The Subtle Creepiness of Data Collection

Even with oversight, the average web user is still at risk. Just months before Cambridge Analytica was found to have grabbed 87 million people’s personal data from Facebook, the social media giant turned in an audit of its privacy practices (required by a court consent decree) that deemed the company’s privacy protection practices to be sufficient and effective – even as the Cambridge Analytica scandal was harvesting.

But even before the Facebook leak, consumers were weary of companies collecting their data, threatening to abandon their patronage with a breach. Today, many consumers fear their data is used to sell them more things or influence their opinion without their consent. In fact, according to the RSA Data Privacy and Security Report, 41 percent of respondents admitted to intentionally falsifying personal information and data when signing up for products and services online.

In some cases, public use of the data is just plain creepy.

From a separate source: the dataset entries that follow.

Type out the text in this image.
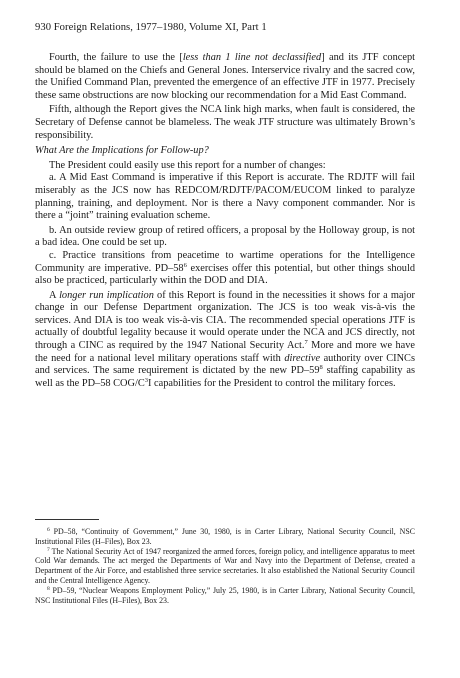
930 Foreign Relations, 1977–1980, Volume XI, Part 1

Fourth, the failure to use the [less than 1 line not declassified] and its JTF concept should be blamed on the Chiefs and General Jones. Interservice rivalry and the sacred cow, the Unified Command Plan, prevented the emergence of an effective JTF in 1977. Precisely these same obstructions are now blocking our recommendation for a Mid East Command.

Fifth, although the Report gives the NCA link high marks, when fault is considered, the Secretary of Defense cannot be blameless. The weak JTF structure was ultimately Brown’s responsibility.

What Are the Implications for Follow-up?

The President could easily use this report for a number of changes:

a. A Mid East Command is imperative if this Report is accurate. The RDJTF will fail miserably as the JCS now has REDCOM/RDJTF/PACOM/EUCOM linked to paralyze planning, training, and deployment. Nor is there a Navy component commander. Nor is there a “joint” training evaluation scheme.

b. An outside review group of retired officers, a proposal by the Holloway group, is not a bad idea. One could be set up.

c. Practice transitions from peacetime to wartime operations for the Intelligence Community are imperative. $PD-58^6$ exercises offer this potential, but other things should also be practiced, particularly within the DOD and DIA.

A longer run implication of this Report is found in the necessities it shows for a major change in our Defense Department organization. The JCS is too weak vis-à-vis the services. And DIA is too weak vis-à-vis CIA. The recommended special operations JTF is actually of doubtful legality because it would operate under the NCA and JCS directly, not through a CINC as required by the 1947 National Security Act.$^7$ More and more we have the need for a national level military operations staff with directive authority over CINCs and services. The same requirement is dictated by the new $PD-59^8$ staffing capability as well as the PD–58 COG/$C^3I$ capabilities for the President to control the military forces.

$^6$ PD–58, “Continuity of Government,” June 30, 1980, is in Carter Library, National Security Council, NSC Institutional Files (H–Files), Box 23.

$^7$ The National Security Act of 1947 reorganized the armed forces, foreign policy, and intelligence apparatus to meet Cold War demands. The act merged the Departments of War and Navy into the Department of Defense, created a Department of the Air Force, and established three service secretaries. It also established the National Security Council and the Central Intelligence Agency.

$^8$ PD–59, “Nuclear Weapons Employment Policy,” July 25, 1980, is in Carter Library, National Security Council, NSC Institutional Files (H–Files), Box 23.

Recent tweets by Netflix and Spotify left some of their customers alarmed. In December 2017, Netflix tweeted: “To the 53 people who’ve watched A Christmas Prince every day for the past 18 days: Who hurt you?” Spotify ran ads based on their user data that was both quirky and creepy, including: “Dear person who played ‘Sorry’ 42 times on Valentine’s Day, what did you do?”

Did those consumers agree to let those companies use their data? Yes. Did they thoroughly understand and consider what could happen? Likely not. Did they agree to have their personal information resold? Even as anonymized data? Privacy experts say it’s not clear if those agreements were even valid.

“It’s arguably not a valid agreement to have 37 pages of privacy and use policy where what you do is hit I agree,” says Mark Halverson, a co-chairman of the Institute of Electrical and Electronic Engineers committee working on ethical and privacy issues in artificial intelligence.

One federal agent, who prefers not to be identified, said he sits in meetings where people talk about protecting their personal data. When he hears that, he pulls out his smartphone and sets it on the table. His response: “If you carry one of these, you’ve already conceded that point.”